Anyway, our Manitou tumor fetus gets big…like hunchback big! It pulsates as Karen writhes in agony until it pulls itself free like a slimy newborn foal. Man, does this thing look ugly. It’s a naked, slimy, bloody dwarf. It must weigh 80-100 pounds. And here’s my second “biology lesson” rant… This thing that just crawled out of this woman is big. It takes about 285-300 calories a day for nine months (that’s 77,000+ calories) to fully develop a human fetus—[That’s right. Only about 300 calories a day. So YES, your wife IS taking advantage of her pregnancy and NO an extra 1000 calories a day isn’t necessary to ensure a healthy baby. Eating for two? Yes. But one of them starts out smaller than a pin head and rarely exceeds 10% the size of mom.]. But to make a 100 pound Manitou, Karen had to feed it with something! It wasn’t 800,000 calories of body fat (i.e., adipose tissue). Anyway, those triglycerides have only carbon, oxygen and hydrogen—nothing else. She’d also look a lot more wiry after losing about 200 pounds (~800,000 calories)! Maybe the director just cut the scenes of Karen eating the entirety of a Chinese Buffet for $6.99. Now you might say “shut up, John, it’s just magic!” But why then does it develop as a fetus inside of a woman!?!
That Manitou is like…REALLY NAKED!
For all the big talk, this Manitou doesn’t seem too terribly tough once he’s “hatched.” He animates a dead guy into a zombie that is easily dispatched and he summons a lizard demon that does nothing more than knock a doctor unconscious. The Manitou seemed tougher before he was born. He was making people cut themselves, possessing people and throwing them down stairs and controlling dangerous surgical lasers. But then, all of the sudden, the Manitou is quaking the entire building! Why not just start with that. Wait…what’s that, Singing Rock? Well, now it’s summoning the Devil! Not sure why. But it is!

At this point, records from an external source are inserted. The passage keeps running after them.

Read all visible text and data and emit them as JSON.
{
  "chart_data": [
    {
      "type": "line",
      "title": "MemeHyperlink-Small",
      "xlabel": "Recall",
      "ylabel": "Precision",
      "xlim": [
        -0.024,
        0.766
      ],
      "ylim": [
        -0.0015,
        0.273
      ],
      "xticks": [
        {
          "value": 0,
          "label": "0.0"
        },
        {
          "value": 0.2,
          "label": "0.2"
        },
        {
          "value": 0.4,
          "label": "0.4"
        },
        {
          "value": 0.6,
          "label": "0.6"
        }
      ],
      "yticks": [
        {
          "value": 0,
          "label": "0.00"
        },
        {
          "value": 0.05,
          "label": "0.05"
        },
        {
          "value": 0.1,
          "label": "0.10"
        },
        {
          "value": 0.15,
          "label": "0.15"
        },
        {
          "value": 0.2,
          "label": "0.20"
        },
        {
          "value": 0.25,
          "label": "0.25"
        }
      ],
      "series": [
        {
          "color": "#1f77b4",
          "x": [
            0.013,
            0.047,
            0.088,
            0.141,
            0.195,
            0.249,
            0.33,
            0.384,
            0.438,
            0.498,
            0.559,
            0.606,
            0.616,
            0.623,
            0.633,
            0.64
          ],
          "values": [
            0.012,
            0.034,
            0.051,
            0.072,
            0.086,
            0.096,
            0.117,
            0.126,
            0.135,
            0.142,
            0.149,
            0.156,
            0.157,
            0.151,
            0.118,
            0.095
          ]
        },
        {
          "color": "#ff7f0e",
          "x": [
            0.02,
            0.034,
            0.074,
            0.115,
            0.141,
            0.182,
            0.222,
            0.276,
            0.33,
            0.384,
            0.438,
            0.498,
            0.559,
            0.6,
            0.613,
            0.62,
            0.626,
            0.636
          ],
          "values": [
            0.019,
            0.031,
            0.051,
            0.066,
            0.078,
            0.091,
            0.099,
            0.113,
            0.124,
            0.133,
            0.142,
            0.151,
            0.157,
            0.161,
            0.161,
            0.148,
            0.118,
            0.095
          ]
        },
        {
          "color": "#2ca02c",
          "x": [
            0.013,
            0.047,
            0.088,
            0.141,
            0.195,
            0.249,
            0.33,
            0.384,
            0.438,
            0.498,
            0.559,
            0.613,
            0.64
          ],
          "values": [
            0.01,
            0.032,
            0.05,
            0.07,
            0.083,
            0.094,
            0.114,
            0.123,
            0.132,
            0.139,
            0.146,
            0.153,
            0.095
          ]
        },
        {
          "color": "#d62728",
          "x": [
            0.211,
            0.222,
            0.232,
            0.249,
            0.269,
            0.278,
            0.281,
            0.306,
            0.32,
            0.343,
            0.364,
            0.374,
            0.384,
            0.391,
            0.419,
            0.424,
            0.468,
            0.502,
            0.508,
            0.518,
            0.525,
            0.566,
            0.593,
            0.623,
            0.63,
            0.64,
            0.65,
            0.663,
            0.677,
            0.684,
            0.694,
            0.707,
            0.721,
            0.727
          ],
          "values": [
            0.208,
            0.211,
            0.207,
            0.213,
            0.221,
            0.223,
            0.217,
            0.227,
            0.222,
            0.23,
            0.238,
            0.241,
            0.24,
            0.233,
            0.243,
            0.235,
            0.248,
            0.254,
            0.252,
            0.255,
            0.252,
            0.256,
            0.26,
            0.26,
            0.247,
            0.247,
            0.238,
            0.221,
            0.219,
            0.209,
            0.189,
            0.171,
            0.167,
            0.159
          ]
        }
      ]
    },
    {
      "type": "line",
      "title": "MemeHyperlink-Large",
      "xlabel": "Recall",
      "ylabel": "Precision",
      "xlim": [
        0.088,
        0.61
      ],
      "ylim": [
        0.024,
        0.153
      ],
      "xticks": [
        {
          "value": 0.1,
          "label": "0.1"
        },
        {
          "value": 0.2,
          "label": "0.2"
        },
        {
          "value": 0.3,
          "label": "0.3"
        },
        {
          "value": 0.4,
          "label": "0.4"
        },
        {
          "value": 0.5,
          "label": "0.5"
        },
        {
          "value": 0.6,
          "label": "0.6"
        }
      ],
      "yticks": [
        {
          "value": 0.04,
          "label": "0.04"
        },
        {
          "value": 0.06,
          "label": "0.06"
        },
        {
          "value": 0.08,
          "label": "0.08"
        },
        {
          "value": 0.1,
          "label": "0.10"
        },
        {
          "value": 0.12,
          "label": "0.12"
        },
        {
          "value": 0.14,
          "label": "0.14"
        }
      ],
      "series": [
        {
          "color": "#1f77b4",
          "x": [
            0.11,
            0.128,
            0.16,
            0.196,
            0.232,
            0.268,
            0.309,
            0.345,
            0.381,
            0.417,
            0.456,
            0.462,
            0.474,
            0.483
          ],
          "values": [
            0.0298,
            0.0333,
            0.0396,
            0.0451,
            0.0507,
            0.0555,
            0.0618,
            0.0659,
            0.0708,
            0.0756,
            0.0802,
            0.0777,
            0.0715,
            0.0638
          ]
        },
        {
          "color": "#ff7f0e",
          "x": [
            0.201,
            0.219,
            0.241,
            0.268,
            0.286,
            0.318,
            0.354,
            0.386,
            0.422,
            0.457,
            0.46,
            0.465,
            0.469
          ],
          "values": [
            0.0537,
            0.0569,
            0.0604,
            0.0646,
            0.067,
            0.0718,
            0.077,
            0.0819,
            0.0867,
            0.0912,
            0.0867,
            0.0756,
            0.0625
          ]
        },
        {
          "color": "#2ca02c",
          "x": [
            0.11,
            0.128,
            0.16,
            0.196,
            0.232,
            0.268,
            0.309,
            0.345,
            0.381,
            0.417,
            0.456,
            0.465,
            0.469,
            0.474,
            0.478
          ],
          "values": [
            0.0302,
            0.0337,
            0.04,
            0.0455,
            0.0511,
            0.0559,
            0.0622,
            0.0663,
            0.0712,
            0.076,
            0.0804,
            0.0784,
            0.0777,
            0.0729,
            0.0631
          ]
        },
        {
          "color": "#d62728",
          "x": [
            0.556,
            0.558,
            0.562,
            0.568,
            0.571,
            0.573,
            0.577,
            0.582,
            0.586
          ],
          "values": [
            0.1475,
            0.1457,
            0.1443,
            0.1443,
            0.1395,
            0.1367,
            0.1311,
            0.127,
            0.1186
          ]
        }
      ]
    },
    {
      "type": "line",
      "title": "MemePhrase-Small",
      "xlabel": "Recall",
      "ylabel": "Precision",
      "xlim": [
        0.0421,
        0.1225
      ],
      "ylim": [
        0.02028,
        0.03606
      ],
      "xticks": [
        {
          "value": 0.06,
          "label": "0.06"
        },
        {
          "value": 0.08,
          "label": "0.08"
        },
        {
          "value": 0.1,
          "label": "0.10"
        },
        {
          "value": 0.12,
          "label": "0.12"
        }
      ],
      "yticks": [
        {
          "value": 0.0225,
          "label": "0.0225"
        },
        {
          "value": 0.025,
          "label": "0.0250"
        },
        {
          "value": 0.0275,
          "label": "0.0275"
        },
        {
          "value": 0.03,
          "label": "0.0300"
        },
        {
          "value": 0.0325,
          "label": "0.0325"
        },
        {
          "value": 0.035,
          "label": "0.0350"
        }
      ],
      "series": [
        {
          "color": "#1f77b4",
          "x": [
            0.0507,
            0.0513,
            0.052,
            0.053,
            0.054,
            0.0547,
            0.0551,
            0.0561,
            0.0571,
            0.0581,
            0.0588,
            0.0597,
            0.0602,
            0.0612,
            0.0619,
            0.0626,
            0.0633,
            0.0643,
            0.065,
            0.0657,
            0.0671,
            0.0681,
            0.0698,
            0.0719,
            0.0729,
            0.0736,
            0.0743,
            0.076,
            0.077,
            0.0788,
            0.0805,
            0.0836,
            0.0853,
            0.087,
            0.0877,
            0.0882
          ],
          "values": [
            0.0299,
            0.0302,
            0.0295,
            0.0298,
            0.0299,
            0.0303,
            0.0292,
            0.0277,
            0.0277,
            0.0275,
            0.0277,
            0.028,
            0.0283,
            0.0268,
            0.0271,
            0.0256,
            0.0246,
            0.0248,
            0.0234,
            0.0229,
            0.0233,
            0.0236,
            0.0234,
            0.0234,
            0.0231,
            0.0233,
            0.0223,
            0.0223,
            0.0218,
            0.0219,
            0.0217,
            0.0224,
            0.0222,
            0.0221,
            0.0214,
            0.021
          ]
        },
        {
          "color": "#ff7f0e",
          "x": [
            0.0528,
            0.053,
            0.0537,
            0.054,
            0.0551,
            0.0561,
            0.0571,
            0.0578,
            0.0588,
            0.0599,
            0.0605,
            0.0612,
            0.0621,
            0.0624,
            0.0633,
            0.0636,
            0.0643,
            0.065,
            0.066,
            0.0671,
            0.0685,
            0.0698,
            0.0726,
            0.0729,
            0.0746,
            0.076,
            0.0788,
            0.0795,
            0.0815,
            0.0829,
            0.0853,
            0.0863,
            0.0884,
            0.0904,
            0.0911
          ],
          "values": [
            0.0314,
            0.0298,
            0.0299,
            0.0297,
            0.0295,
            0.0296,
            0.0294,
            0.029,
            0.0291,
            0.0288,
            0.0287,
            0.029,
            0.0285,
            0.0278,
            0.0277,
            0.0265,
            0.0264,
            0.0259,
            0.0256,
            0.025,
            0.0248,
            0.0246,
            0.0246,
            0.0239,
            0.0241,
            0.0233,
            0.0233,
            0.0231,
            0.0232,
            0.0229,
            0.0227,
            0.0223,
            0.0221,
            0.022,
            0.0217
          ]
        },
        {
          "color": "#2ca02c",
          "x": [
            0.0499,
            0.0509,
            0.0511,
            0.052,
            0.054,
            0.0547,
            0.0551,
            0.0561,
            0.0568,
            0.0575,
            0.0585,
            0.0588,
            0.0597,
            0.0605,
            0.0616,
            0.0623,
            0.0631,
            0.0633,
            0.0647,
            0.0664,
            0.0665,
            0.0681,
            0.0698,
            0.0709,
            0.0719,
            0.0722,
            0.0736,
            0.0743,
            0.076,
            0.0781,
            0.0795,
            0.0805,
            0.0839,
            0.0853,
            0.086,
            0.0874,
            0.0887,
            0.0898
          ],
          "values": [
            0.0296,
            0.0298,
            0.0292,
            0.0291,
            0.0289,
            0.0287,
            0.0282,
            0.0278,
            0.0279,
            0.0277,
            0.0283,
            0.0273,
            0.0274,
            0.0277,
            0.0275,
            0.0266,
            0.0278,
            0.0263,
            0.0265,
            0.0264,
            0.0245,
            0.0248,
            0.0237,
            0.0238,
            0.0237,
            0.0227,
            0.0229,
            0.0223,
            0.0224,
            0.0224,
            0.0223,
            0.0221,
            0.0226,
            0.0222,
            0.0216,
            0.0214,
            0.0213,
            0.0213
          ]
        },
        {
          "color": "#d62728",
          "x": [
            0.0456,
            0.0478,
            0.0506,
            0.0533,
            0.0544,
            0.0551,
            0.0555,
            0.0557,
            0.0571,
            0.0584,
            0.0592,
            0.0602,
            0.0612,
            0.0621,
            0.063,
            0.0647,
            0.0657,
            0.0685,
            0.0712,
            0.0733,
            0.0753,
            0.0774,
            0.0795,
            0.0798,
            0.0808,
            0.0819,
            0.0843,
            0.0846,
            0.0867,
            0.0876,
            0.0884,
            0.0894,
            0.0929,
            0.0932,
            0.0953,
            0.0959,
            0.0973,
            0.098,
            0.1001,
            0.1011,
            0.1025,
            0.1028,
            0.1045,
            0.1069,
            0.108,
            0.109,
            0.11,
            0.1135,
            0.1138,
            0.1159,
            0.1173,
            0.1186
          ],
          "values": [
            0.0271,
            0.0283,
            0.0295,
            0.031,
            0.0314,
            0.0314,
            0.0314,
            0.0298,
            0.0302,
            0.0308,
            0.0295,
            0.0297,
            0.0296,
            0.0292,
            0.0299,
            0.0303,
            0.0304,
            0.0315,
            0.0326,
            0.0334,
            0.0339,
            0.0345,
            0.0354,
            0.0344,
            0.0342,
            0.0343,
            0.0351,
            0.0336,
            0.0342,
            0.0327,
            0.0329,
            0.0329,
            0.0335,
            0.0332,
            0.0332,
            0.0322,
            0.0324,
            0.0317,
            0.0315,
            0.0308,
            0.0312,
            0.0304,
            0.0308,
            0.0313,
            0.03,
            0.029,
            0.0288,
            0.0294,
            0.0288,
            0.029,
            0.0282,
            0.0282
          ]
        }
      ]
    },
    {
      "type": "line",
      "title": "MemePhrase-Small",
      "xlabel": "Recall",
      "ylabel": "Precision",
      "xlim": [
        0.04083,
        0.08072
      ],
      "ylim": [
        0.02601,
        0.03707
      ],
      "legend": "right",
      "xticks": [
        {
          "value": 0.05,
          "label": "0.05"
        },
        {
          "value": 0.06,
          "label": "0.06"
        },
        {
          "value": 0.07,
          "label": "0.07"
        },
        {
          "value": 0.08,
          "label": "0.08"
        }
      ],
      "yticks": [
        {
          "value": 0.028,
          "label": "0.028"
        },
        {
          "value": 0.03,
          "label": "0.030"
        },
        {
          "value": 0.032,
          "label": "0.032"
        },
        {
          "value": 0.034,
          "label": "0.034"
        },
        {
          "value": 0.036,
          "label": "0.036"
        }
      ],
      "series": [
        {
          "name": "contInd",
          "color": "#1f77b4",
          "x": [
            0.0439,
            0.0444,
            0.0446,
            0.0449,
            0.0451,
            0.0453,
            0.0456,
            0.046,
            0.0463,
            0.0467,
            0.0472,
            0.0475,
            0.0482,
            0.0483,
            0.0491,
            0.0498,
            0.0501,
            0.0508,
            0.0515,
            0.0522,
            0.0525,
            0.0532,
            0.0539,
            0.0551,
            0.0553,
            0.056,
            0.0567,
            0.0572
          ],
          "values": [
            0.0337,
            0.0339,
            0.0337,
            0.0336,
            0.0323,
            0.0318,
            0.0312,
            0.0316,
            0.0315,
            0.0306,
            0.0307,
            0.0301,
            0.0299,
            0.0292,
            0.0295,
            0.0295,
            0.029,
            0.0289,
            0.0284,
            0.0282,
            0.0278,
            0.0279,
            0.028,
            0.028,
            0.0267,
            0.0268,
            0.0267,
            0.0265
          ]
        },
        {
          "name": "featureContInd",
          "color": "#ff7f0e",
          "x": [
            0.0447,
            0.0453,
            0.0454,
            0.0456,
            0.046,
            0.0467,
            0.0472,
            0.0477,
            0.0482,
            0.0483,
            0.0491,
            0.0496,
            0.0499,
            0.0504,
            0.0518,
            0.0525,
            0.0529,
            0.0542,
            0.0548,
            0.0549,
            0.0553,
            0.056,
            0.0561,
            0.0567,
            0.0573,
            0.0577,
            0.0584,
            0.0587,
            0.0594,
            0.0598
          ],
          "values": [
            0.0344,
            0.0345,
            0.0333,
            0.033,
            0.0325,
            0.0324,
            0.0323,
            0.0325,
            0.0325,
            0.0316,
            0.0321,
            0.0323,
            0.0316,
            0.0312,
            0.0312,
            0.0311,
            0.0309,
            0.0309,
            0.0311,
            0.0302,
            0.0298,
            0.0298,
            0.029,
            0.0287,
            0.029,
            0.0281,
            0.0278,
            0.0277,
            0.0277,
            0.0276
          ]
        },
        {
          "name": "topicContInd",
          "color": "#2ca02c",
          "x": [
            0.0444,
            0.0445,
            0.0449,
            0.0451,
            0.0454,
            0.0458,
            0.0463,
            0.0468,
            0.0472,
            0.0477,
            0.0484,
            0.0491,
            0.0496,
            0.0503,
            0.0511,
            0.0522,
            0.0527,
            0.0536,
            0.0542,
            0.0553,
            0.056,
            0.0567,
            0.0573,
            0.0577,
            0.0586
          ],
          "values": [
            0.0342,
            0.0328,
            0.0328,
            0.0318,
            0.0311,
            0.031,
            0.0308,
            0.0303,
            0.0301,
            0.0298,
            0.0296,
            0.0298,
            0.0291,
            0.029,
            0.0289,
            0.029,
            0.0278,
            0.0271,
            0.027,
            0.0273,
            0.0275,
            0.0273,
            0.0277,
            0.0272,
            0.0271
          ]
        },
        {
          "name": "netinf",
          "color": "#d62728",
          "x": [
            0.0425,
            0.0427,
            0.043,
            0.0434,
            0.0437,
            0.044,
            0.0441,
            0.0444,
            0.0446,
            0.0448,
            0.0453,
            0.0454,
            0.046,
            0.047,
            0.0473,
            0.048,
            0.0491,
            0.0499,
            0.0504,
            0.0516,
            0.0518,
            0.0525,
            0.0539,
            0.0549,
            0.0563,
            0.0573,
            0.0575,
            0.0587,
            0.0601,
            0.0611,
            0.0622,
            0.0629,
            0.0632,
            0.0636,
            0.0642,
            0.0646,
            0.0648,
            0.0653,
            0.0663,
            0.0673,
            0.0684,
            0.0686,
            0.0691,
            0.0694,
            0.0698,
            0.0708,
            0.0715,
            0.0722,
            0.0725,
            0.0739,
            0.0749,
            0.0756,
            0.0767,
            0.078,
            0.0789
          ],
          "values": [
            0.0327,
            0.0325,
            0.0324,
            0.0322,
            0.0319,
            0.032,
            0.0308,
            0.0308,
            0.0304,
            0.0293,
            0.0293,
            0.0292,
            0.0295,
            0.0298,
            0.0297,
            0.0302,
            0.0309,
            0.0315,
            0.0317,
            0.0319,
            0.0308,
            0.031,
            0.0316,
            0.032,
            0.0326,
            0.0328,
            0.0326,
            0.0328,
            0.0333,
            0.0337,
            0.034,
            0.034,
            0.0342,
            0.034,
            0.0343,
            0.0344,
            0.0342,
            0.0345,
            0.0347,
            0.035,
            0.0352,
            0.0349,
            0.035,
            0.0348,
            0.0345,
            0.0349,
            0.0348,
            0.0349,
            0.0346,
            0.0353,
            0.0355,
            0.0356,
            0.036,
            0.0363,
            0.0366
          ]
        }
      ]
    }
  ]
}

So how do they defeat the Manitou? Well, evidently every machine also has its own Manitou. Don’t look at me! That’s what Singing Rock said! So they decide to use the entirety of the hospital’s machinery. So Singing Rock asks the machines for help, the machines run hot and get all smoky, they infuse Karen (who is now topless for no reason at all) with Mantiou Dragonball power, and Karen laser blasts that naughty Manitou to Native American Hell–which I imagine is a failing casino on a reservation somewhere in South Dakota. This long finale feels like an acid trip fueled by deep-seeded mania.
A snowstorm indoors…just because.
Regarding this finale, let me just say… You haven’t lived until you’ve seen a buck naked Susan Strassberg on a floating bed shooting colorful cartoon laser beams from her Jazz Hands at a demonic afterbirth-entrenched midget in an extradimensional outer space setting. It’s as if the filmmakers wanted to combine the space sequences from Flash Gordon with the demonic possession scenes from The Exorcist and then add a dash of Saturday Night Fever.
Is it just me? Or does this Manitou look like he’d talk like Rocky?
Look, despite all my rants I know this is just a horror movie. And we could find a lot of other flaws to dissect and pick at. I’m just having my fun. And this movie was just that; LOADS Of FUN!
So watch and enjoy the evil Mini-Me medicine man tumor baby’s transcendence and defeat.